La règle du produit stipule que la probabilité que deux (ou plusieurs) événements indépendants se produisent ensemble peut être calculée en multipliant les probabilités individuelles de ces événements.
Exemple de la règle de produit en utilisant un échiquier de Punnett.
Pour certains problèmes de génétique, vous aurez peut-être besoin de calculer la probabilité qu'un événement quelconque se produise. Dans ce cas, il faudra appliquer une autre règle de probabilité : la règle de la somme. Selon cette règle, la probabilité que n'importe quel événement parmi plusieurs événements mutuellement exclusifs se produise est égale à la somme des probabilités individuelles de ces événements.
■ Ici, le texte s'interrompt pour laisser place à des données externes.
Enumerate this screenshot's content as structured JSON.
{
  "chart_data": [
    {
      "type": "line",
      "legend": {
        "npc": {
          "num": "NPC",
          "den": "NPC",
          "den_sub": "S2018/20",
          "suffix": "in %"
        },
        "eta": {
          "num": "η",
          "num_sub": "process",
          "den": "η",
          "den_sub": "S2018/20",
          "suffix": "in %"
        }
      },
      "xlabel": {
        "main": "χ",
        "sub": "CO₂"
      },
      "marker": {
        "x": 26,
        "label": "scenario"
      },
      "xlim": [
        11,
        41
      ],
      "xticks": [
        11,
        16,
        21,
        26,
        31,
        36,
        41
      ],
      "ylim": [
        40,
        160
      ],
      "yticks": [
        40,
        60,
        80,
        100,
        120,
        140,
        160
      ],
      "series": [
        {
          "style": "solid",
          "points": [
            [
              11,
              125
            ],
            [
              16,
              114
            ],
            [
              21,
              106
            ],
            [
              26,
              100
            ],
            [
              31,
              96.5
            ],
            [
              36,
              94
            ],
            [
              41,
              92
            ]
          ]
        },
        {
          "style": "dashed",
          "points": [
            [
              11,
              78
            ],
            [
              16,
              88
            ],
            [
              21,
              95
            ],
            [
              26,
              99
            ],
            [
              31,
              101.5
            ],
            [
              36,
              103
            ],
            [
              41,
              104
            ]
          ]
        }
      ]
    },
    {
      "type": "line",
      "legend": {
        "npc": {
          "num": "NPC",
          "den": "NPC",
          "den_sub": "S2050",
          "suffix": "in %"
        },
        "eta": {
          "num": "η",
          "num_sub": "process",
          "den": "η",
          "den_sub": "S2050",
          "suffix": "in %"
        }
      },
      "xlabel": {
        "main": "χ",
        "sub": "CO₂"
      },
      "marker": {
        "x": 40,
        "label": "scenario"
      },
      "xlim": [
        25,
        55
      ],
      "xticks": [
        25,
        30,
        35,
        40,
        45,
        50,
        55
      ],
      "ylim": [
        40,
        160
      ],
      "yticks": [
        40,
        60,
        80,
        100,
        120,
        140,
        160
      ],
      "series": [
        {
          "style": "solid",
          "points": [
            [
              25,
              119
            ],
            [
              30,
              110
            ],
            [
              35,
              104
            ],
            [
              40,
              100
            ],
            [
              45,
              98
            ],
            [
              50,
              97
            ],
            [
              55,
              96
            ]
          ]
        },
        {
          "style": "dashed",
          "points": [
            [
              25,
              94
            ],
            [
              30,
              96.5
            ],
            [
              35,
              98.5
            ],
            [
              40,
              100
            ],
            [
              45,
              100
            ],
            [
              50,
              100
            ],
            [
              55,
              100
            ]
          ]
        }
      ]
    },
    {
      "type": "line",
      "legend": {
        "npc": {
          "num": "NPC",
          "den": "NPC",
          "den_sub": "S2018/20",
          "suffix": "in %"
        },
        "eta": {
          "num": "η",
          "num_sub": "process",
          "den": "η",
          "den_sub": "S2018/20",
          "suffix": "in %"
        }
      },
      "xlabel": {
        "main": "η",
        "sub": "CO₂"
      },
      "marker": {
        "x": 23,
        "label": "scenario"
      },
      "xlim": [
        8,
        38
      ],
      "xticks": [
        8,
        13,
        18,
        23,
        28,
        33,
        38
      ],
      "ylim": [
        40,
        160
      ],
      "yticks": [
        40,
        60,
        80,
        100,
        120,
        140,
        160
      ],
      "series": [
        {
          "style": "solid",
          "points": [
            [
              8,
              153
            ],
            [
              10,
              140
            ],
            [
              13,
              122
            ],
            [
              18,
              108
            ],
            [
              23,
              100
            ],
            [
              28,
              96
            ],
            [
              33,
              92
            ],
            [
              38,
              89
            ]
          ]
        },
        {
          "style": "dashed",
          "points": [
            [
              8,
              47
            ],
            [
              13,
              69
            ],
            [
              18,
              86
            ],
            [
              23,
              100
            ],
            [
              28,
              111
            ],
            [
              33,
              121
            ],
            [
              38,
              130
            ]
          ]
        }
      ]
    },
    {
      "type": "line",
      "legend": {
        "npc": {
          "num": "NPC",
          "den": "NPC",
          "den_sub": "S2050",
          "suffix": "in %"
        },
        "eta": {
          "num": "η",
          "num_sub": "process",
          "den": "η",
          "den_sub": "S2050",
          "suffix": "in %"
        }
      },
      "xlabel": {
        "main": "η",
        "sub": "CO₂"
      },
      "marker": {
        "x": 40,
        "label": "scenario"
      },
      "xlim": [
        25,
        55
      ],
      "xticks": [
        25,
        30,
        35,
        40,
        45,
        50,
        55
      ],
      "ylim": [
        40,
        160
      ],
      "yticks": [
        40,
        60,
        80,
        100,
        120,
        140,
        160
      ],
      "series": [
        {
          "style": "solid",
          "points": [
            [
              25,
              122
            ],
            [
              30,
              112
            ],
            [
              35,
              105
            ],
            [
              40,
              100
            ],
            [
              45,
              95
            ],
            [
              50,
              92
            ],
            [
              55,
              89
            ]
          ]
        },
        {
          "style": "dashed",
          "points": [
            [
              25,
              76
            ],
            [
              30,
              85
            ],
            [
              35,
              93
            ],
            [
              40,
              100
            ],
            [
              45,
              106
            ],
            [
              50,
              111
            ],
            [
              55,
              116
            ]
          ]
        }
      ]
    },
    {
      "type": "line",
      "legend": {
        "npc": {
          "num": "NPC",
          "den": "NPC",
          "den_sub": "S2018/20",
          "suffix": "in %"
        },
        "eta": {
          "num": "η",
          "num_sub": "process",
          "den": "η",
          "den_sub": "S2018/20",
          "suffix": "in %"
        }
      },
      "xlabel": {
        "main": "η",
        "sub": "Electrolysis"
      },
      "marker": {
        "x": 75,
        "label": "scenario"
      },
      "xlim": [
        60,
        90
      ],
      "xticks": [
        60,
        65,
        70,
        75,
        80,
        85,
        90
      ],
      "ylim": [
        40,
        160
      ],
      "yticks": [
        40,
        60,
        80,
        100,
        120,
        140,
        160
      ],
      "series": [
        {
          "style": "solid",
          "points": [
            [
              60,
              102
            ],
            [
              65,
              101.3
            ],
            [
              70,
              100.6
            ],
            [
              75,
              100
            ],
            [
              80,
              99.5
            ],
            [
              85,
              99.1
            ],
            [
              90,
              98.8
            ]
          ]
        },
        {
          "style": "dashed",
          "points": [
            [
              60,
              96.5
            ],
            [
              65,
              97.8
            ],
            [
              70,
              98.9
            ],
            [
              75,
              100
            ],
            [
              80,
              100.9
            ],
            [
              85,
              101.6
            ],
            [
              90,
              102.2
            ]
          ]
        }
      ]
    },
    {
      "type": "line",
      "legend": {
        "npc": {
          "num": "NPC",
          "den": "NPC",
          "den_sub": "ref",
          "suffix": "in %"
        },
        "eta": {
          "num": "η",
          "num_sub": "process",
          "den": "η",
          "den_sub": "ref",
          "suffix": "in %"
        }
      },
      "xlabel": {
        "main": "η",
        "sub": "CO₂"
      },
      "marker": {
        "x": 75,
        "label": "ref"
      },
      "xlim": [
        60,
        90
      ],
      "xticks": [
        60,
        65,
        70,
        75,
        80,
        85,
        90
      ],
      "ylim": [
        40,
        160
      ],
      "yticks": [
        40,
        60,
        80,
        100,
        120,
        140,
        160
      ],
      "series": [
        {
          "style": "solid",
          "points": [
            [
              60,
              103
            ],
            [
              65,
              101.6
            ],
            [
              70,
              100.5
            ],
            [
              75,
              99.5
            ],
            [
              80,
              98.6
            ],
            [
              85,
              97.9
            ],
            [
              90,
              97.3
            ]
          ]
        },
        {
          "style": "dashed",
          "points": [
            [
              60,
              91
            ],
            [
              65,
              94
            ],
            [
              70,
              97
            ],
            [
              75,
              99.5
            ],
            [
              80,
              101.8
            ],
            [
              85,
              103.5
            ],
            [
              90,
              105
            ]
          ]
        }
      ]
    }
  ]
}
Exemple de la règle de la somme en utilisant un échiquier de Punnett.

Erreurs courantes et idées reçues

  • Les traits dominants ne sont pas toujours les plus fréquents. Certaines personnes pourraient penser que le trait dominant est le plus présent dans la population, mais le terme "dominant" se réfère uniquement au fait qu'un allèle s'exprime au détriment d'un autre. La maladie de Huntington en est un exemple. Même si elle est causée par un allèle dominant, cette maladie n'affecte qu'environ 30 000 personnes aux États-Unis[1](https://www. inds.nih.gov/Disorders/All-Disorders/Huntingtons-Disease-Information-Page)
  • Les traits ne sont pas toujours le produit d'un gène unique. Par exemple, il y a au moins 3 gènes différents qui sont associés à la couleur des yeux chez les êtres humains. En outre, il y a parfois plus de deux allèles pour chaque gène. Il y a par exemple 3 allèles différents pour le gène qui détermine la couleur du poil des chats.